The old woman in the wheelchair whose mind had, seventeen times, survived shock therapy could go on for hours like this. This, he knew. The gentleman methamphetamine user knew, and knew better than to delay lunch for the free show. He prepared a place setting, setting down her silver spoon, only to feel Her ruler strike his wrist.
“Ow!” he said, holding his forearm.
“What’s wrong?” asked Red Bird without an answer.
“Forks on the left!” Sister Mary had screamed. “Spoons and knives on the right!”
The sun cut through the pale, and the gentleman methamphetamine user remembered the scream of Sister Mary, the summer of his youth between grades five and six spent in etiquette school. He remembered his grandmother’s china, silver forks and silver spoons and silver knives and the pride in his pregnant mother’s eyes at Thanksgiving, as he set the table for the whole family. He remembered family dinners on Good Fridays and bad Fridays, morning prayer, penitence and detention, little league, and he remembered the scent of lemon rosemary, chicken and pitted prunes and red peppers and green olives together in one dish to be savored and eaten slowly at the table set by him. His belly and heart ached in the Tenderloin of San Francisco, as he saw her silver spoon, which lay there, on his left side.
“Idiot,” said the voice as the gentleman methamphetamine user sighed. He knew he had sinned, aching for his failure and failed education, and sought salvation in another order of eating
“Ladies first,” he said to her.
“I’m not a lady,” said Red Bird.
A pin dropped in the Tenderloin of San Francisco, and the gentleman methamphetamine user wasn’t sure of anything anymore.

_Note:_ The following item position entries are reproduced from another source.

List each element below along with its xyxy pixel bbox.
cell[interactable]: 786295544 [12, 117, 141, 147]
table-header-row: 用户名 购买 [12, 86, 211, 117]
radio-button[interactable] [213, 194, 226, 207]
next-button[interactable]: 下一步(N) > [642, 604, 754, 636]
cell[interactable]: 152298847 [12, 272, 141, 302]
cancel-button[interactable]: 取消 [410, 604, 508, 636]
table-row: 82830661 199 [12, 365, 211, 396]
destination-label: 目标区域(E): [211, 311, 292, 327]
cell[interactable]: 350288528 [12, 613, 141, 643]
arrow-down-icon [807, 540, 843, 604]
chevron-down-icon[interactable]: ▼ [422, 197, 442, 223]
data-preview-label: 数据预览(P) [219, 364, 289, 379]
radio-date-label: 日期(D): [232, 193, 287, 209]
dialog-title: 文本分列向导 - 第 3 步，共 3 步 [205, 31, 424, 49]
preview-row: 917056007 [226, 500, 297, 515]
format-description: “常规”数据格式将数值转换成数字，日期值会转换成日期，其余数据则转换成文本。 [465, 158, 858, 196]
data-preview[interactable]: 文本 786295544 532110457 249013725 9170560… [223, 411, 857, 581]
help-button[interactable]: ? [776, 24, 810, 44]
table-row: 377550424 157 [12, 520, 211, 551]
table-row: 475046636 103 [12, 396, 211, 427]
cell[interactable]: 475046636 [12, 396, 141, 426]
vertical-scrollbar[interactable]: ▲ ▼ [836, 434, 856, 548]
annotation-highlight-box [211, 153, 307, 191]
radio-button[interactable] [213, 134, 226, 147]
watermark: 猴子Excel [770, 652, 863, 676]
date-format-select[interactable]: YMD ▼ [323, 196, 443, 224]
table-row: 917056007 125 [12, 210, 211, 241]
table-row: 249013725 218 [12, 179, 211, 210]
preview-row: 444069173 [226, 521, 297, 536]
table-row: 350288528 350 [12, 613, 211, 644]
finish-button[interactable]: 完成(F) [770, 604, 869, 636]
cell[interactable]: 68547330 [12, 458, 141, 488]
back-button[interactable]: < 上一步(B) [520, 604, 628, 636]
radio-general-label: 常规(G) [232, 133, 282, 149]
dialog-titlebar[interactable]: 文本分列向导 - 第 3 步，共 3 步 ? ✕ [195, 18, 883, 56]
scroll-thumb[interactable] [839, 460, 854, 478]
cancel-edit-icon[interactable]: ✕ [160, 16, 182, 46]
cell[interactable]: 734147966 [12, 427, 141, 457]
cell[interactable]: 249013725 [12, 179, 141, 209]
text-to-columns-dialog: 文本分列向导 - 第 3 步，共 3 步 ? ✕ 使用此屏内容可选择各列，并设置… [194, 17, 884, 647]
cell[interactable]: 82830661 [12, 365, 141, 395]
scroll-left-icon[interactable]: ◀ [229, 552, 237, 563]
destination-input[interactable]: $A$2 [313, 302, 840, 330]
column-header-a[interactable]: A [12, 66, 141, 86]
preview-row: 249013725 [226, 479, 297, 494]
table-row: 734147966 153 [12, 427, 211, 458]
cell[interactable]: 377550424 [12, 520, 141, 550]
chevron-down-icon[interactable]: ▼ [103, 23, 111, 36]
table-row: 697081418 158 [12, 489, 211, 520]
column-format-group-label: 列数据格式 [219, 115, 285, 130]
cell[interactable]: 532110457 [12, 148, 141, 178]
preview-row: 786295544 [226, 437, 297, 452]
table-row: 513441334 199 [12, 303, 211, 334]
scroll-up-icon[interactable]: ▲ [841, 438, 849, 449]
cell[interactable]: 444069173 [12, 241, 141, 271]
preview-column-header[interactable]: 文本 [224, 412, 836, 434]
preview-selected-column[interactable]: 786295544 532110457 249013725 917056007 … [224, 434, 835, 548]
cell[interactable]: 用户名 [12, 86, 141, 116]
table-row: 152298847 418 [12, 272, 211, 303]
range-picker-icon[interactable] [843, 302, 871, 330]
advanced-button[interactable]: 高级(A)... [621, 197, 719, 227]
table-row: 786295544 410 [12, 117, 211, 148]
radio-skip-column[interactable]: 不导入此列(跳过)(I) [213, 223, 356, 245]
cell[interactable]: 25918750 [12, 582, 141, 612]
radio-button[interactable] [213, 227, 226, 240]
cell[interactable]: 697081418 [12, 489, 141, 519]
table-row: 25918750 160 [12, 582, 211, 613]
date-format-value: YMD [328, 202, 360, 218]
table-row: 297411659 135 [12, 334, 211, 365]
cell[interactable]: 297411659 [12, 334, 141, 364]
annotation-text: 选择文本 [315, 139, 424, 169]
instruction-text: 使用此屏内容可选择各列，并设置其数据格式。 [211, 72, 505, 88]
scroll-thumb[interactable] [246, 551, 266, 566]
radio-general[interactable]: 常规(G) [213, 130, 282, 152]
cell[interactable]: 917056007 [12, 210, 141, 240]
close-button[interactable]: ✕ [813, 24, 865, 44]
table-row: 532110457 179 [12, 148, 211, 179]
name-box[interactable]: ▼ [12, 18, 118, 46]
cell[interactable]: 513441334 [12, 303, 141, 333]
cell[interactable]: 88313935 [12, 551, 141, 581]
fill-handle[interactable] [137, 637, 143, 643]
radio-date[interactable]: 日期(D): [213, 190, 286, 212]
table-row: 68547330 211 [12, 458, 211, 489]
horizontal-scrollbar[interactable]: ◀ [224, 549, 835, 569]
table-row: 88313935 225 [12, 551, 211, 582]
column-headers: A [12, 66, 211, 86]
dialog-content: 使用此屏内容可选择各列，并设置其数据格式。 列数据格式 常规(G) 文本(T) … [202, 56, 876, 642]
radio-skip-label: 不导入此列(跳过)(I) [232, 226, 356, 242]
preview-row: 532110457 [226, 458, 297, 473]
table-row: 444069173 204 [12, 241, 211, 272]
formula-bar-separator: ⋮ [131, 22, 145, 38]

“Sure,” said the voice in the head of the gentleman methamphetamine user. “Red Bird is not a lady, but she is surely a woman. I assure you, you have already taken Red Bird down and come to know her shores. Just beyond the bluff, remember? And you did so just this morning, as the sun was rising and as the mourning bird was screaming.”
The voice in the head of the gentleman methamphetamine user assured him of her sex and spoke the truth, the whole truth, and nothing but the truth. It was all true. He had already taken Red Bird down and come to know her shores, just beyond the bluff. He remembered. He had done so just that morning as the sun rose and as the mourning bird had started to sing.
“Did you not sail over sea?” the old woman in the wheelchair had screamed. “Charter plane for paradise! Pave road! Drive along the winding bluffs, once? Beat them down further with heavy tires, the weight of your canted cars and sliding scale morality? Pray they pull you over? Beg justice be served to you on your silver spoon? Yes! You let legislation, graphic tees, bumper stickers and failed systems speak for you while you unbuckled and played backseat jello, felt the touch of another’s shoulder against your own. Let your loved ones lean lest they fall, and they fell! Yes! You let your loved ones lean so far they’ve fallen. Even I heard the sirens as you sped full speed around the bend. Did you even ponder physics? Centripetal force? Friction!”
Red Bird still felt the friction and felt herself taken further by her lover who tenderly searched her varicose leg for a vein, but she did not have the look of an in-love person. Red Bird wore hate on a long face, though she did not hate her lover. She hated the fentanyl users who lay all pacific across the way. Looking, just looking, Red Bird finally felt the flicker and, with a flick of the wrist, penned a poem on the used napkin. Eastern Tenderloin, she wrote.
Addicts sleep, like sloths in the streets, but I’ve a dream back west, wistaria and burgundy, wonted, awakening.
Red Bird read the poem back, and didn’t entirely hate it. She set down the stolen pen, folded the used napkin into a tiny square, and tucked it into the back pocket of the gentleman methamphetamine user, wearing her heart on her sleeve as she always had.